I have a really strange situation. When IPv6 is enabled, I can't access facebook. I can browse to it, but all the AJAX queries fail, so I cannot view the feed, send messages, or do anything remotely useful.
facebook.com is pingable and returns an IPv6 address:
$ ping facebook.com
PING facebook.com(edge-star-mini6-shv-01-nrt1.facebook.com (2a03:2880:f10f:83:face:b00c:0:25de)) 56 data bytes
64 bytes from edge-star-mini6-shv-01-nrt1.facebook.com (2a03:2880:f10f:83:face:b00c:0:25de): icmp_seq=1 ttl=54 time=21.3 ms
64 bytes from edge-star-mini6-shv-01-nrt1.facebook.com (2a03:2880:f10f:83:face:b00c:0:25de): icmp_seq=2 ttl=54 time=21.8 ms
64 bytes from edge-star-mini6-shv-01-nrt1.facebook.com (2a03:2880:f10f:83:face:b00c:0:25de): icmp_seq=3 ttl=54 time=20.7 msI can disable IPv6, and then everything works:
$ sudo sysctl -p
[sudo] password for misha:
net.ipv6.conf.all.disable_ipv6 = 1
net.ipv6.conf.default.disable_ipv6 = 1
net.ipv6.conf.lo.disable_ipv6 = 1
$ ping facebook.com -c 5
PING facebook.com (31.13.82.36) 56(84) bytes of data.
64 bytes from edge-star-mini-shv-01-nrt1.facebook.com (31.13.82.36): icmp_seq=1 ttl=55 time=20.3 ms
64 bytes from edge-star-mini-shv-01-nrt1.facebook.com (31.13.82.36): icmp_seq=2 ttl=55 time=20.4 ms
64 bytes from edge-star-mini-shv-01-nrt1.facebook.com (31.13.82.36): icmp_seq=3 ttl=55 time=21.4 ms
64 bytes from edge-star-mini-shv-01-nrt1.facebook.com (31.13.82.36): icmp_seq=4 ttl=55 time=21.5 ms
64 bytes from edge-star-mini-shv-01-nrt1.facebook.com (31.13.82.36): icmp_seq=5 ttl=55 time=21.1 ms
--- facebook.com ping statistics ---
5 packets transmitted, 5 received, 0% packet loss, time 4007ms
rtt min/avg/max/mdev = 20.330/20.957/21.503/0.493 msEverything continues to work well for a few hours, until IPv6 gets somehow re-enabled, and I have to repeat the procedure.
My questions:
- Why is FB not working when IPv6 is enabled?

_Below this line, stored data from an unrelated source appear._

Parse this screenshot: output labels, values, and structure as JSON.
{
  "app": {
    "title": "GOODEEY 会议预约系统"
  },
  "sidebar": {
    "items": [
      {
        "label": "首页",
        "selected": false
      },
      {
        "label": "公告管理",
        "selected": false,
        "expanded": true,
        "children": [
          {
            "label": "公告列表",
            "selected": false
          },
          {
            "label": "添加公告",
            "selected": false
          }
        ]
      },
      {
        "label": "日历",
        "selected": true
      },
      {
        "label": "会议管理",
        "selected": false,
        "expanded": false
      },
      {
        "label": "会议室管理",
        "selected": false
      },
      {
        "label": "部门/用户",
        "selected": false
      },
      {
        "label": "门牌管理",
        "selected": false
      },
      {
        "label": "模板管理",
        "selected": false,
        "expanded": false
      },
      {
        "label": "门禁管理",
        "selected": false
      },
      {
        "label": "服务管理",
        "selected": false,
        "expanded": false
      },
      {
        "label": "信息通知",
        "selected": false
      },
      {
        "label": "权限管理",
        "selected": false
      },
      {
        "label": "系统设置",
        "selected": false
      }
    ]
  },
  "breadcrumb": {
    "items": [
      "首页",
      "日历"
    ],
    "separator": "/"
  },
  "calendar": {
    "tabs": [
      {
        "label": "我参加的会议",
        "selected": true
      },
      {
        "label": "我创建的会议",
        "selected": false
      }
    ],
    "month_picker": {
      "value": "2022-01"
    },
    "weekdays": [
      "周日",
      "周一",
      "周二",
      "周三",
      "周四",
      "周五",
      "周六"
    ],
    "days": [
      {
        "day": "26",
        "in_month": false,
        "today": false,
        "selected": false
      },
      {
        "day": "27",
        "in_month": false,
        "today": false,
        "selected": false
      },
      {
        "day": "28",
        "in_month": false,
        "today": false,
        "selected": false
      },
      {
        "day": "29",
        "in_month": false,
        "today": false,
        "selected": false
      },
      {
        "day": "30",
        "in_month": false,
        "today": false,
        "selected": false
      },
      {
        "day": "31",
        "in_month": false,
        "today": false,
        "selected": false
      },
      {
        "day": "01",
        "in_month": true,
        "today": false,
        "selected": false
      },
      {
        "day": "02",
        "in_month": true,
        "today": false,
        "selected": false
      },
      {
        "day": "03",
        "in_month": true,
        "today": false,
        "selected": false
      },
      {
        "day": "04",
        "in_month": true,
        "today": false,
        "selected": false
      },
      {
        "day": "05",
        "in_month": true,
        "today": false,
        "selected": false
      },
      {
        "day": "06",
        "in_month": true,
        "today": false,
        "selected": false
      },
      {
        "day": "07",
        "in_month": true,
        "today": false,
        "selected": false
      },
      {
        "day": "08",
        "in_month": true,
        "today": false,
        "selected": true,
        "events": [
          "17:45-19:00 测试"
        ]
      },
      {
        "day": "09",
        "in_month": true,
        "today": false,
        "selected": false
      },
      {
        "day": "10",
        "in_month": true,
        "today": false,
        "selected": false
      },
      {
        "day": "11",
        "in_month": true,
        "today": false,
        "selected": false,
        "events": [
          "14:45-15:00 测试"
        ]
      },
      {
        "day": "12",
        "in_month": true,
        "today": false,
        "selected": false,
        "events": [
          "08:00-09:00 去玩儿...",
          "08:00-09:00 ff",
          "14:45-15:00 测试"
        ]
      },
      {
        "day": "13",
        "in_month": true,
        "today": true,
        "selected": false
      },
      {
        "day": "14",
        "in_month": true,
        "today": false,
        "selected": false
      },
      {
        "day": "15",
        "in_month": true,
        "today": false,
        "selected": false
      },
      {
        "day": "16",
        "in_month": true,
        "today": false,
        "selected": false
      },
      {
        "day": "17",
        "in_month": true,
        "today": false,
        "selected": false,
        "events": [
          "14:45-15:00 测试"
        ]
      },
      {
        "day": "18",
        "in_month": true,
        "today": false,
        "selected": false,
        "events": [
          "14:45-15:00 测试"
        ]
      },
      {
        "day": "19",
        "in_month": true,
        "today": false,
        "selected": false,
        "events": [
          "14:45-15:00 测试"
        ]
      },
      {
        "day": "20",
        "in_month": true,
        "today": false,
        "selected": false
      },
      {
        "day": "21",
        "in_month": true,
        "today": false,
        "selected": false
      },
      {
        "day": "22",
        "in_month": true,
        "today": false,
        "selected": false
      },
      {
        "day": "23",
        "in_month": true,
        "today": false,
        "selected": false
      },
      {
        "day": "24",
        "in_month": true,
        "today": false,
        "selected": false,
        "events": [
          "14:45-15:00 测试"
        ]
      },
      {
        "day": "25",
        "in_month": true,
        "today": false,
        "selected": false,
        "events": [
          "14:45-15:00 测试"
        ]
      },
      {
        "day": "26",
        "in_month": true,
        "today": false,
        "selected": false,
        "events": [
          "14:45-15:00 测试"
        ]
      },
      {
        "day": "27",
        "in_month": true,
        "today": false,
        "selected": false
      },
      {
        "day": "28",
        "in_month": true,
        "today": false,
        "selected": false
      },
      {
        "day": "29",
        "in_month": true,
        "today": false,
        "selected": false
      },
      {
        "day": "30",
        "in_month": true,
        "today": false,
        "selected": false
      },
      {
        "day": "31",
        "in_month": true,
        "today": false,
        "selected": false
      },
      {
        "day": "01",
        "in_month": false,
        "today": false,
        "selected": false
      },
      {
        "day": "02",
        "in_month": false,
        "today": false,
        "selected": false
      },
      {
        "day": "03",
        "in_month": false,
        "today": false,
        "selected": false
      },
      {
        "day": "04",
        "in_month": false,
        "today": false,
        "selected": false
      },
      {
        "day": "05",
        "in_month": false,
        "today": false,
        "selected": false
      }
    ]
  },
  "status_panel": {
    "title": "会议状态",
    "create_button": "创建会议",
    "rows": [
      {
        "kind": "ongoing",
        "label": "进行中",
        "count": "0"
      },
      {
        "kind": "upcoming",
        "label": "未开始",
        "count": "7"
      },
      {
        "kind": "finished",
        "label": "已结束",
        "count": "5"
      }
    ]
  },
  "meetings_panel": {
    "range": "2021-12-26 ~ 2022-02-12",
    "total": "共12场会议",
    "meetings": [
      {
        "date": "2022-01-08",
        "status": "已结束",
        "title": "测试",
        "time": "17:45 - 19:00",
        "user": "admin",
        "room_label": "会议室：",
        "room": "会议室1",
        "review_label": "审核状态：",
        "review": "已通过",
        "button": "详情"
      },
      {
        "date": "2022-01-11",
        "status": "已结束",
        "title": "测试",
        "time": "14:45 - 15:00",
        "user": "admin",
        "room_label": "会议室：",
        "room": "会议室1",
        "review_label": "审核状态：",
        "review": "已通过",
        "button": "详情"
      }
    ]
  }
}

- Why does IPv6 get re-enabled after some time passes? I updated sysctl.conf, so shouldn't the changes be permanent?
1 Answer
Facebook uses IPv6 a lot, so it should definitely work. Their datacenters are completely IPv6 internally.
What you might be seeing are problems with MTU handling. The initial page might be smaller than the lowest MTU, or maybe that server uses different packet sizes. If the other requests have different sizes, or their servers handle path MTU discovery differently, then you might see something like this. It's a guess though.
Are you using an IPv6 tunnel by any chance? That might explain part of it. I'll update the answer when you provide more information.